I have always had a fire in my bones for confronting and rebuking the modern church and secular culture of America, but now I wonder if this fire could be better used towards another direction- an idea that’s always been in the back of my mind.  The fact is, Americans have an abundant access to the gospel.  At any time an American can say to himself, “Hmmm…I wonder what happens when I die?” and go to a library to research, go to a church on Sunday, go buy a bible for a dollar, and if nothing else surf the web for the truth from the comfort and privacy of their home and find the answers from the plethora of Christian resources.  But God could randomly plant a thought in someone’s head or convict their heart so they search for the truth and find it, whereas if he does that in some countries, even if the people searched for the truth they would have no way to find it, accept by supernatural means.  That, plus the fact that the American masses have been indoctrinated by the false facts of modern “science,” which supposedly point towards an atheistic world, and the overall false classification of “Christian” that most Americans believe they fall under when in reality they don’t, makes the American masses a hard people to convert.  Though God of course can do all things, is it really the best use of our time to continually reach out to this stubborn, apathetic, Christianity-saturated people, when there are peoples that have never heard the Gospel and don’t have access to it?  Like Paul said, “It was necessary that the word of God be spoken to you first; since you repudiate it and judge yourselves unworthy of eternal life, behold, we are turning to the Gentiles.
47″For so the Lord has commanded us,
‘I HAVE PLACED YOU AS A LIGHT FOR THE GENTILES,
THAT YOU MAY BRING SALVATION TO THE END OF THE EARTH.'”
48When the Gentiles heard this, they began rejoicing and glorifying the word of the Lord; and as many as had been appointed to eternal life believed.”  (Acts 13)

AND
18:6: “But when they resisted and blasphemed, he shook out his garments and said to them, ‘Your blood be on your own heads!
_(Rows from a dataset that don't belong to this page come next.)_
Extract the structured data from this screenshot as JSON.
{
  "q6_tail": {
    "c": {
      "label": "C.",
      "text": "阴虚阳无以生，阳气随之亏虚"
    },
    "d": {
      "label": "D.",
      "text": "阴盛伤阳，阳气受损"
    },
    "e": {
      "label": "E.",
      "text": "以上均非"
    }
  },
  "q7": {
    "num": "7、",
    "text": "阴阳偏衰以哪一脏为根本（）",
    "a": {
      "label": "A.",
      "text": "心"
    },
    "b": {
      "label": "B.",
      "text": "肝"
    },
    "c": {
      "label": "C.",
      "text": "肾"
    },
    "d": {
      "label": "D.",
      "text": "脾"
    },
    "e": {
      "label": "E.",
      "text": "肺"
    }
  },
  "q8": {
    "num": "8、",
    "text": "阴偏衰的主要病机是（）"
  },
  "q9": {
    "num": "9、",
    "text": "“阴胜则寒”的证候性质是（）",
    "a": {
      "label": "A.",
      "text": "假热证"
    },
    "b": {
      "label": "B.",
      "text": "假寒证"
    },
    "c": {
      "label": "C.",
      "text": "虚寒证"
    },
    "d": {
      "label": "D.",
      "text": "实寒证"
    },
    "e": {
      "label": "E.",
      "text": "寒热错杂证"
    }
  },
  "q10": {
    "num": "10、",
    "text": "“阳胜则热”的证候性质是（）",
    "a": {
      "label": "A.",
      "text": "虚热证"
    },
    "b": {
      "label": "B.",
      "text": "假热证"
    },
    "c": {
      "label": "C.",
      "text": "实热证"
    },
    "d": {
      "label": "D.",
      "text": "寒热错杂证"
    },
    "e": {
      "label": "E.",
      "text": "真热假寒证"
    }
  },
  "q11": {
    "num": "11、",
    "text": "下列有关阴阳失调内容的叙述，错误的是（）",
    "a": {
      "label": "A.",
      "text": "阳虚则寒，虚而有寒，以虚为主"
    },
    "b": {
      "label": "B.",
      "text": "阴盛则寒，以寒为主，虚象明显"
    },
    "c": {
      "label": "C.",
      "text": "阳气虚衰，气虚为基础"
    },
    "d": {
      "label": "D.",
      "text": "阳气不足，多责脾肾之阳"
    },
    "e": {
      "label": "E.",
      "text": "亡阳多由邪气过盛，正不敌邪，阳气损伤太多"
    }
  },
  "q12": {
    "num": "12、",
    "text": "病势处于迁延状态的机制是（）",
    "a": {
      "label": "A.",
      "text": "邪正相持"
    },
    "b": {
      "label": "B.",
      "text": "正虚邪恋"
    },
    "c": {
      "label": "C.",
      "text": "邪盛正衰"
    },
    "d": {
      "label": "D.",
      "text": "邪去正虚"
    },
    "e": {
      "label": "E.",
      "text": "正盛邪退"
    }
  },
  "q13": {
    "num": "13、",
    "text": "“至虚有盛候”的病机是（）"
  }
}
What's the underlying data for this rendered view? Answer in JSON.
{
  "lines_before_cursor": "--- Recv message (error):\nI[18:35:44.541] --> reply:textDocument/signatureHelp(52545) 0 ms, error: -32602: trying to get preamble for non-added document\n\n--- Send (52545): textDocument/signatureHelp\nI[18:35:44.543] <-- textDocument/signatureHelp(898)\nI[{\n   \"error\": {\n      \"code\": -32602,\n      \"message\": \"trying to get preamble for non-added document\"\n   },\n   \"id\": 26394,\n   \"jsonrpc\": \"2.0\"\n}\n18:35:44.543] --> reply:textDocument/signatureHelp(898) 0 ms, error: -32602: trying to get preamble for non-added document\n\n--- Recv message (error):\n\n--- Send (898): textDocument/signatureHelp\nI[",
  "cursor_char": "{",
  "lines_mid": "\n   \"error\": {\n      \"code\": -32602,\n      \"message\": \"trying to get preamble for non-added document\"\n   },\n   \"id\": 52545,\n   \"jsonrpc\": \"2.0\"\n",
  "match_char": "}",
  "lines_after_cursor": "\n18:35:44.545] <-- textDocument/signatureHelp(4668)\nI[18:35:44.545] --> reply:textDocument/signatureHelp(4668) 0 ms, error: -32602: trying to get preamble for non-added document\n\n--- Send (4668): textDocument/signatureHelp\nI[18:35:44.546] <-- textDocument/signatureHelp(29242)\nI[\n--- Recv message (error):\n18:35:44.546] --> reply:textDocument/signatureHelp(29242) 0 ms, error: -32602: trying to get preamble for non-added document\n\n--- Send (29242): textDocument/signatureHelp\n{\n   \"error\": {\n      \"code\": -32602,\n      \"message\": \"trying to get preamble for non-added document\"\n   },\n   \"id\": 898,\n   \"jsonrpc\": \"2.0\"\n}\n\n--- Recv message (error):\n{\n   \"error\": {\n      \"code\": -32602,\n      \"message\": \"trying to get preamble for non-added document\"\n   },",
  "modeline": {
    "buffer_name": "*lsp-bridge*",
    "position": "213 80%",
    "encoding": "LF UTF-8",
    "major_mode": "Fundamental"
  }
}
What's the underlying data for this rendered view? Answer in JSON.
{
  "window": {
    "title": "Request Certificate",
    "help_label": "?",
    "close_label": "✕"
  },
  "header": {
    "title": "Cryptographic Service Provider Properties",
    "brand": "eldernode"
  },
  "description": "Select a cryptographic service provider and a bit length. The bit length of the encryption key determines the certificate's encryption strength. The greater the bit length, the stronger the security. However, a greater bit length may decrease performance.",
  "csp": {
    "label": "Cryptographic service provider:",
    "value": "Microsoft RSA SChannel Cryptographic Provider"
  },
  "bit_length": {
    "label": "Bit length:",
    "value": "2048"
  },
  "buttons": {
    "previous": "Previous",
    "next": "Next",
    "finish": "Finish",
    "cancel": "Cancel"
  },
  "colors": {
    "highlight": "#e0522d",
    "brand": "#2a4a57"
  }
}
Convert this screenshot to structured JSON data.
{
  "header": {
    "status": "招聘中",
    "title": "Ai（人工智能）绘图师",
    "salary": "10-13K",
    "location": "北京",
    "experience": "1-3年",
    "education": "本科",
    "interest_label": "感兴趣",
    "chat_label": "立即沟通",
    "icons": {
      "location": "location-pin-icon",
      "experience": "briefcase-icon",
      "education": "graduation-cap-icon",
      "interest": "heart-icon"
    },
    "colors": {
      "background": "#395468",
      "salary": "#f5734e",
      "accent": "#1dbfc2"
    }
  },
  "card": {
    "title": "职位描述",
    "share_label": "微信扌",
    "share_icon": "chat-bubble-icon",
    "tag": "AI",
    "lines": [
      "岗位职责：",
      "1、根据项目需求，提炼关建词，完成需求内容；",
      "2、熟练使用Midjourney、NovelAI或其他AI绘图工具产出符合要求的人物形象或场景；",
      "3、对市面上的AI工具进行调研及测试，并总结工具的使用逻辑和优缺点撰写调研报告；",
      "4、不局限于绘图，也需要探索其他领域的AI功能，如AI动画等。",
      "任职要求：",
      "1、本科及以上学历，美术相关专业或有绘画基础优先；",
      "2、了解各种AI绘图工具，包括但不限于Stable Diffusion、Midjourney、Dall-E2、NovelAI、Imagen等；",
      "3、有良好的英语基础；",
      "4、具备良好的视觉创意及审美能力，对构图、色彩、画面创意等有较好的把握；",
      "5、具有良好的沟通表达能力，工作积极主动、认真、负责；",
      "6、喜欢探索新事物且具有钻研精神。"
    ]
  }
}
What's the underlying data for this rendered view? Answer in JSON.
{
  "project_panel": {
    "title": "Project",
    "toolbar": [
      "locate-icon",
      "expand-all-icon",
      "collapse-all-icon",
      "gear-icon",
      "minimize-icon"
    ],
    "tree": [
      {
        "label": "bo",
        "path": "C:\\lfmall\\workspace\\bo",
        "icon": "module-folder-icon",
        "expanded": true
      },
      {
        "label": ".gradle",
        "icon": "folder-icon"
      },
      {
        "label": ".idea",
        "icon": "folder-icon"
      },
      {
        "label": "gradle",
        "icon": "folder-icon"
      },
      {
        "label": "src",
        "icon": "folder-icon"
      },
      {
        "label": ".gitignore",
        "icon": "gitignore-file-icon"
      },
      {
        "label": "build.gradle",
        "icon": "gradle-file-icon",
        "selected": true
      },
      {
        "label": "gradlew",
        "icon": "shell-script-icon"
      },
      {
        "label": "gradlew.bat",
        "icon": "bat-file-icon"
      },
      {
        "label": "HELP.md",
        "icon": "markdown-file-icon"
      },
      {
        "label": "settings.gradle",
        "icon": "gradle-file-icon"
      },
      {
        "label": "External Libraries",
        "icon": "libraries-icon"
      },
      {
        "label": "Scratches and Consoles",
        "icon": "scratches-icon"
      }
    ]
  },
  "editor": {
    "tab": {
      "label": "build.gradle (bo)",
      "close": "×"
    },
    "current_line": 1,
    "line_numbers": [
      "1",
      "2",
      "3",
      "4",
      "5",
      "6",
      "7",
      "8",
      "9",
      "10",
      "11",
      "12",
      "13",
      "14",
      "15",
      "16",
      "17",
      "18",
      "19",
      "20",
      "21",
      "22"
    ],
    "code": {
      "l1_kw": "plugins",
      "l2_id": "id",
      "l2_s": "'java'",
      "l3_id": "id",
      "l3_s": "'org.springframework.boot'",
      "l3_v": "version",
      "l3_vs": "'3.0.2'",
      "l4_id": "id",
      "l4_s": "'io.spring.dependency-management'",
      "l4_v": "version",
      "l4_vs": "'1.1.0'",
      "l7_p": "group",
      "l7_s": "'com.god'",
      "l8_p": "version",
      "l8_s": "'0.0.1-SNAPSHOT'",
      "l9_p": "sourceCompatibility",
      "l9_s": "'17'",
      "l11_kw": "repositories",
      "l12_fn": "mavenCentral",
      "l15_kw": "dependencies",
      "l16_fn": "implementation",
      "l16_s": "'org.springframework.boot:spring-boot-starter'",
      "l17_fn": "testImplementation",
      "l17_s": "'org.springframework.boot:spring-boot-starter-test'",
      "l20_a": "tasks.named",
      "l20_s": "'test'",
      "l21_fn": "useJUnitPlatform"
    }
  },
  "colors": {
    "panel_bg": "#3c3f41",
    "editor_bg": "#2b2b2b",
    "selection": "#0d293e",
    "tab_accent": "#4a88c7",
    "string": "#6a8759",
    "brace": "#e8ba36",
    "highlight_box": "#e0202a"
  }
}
I am clean From now on I will go to the Gentiles.’”

AND
28:25: “The Holy Spirit rightly spoke through Isaiah the prophet to your fathers,
26saying,
‘GO TO THIS PEOPLE AND SAY,
YOU WILL KEEP ON HEARING, BUT WILL NOT UNDERSTAND;
AND YOU WILL KEEP ON SEEING, BUT WILL NOT PERCEIVE;
27FOR THE HEART OF THIS PEOPLE HAS BECOME DULL,
AND WITH THEIR EARS THEY SCARCELY HEAR,
AND THEY HAVE CLOSED THEIR EYES;
OTHERWISE THEY MIGHT SEE WITH THEIR EYES,
AND HEAR WITH THEIR EARS,
AND UNDERSTAND WITH THEIR HEART AND RETURN,
AND I WOULD HEAL THEM.”‘
28″Therefore let it be known to you that this salvation of God has been sent to the Gentiles; they will also listen.”

AND
Matthew 21:
43″Therefore I say to you, the kingdom of God will be taken away from you and given to a people, producing the fruit of it.

————-

I have 2 questions, 3 requests:
Questions:
What do I believe that isn’t true?
What changes need to be made in my life?
Requests:
Show me what You want me to do, how to do it, and give me what I need to do it.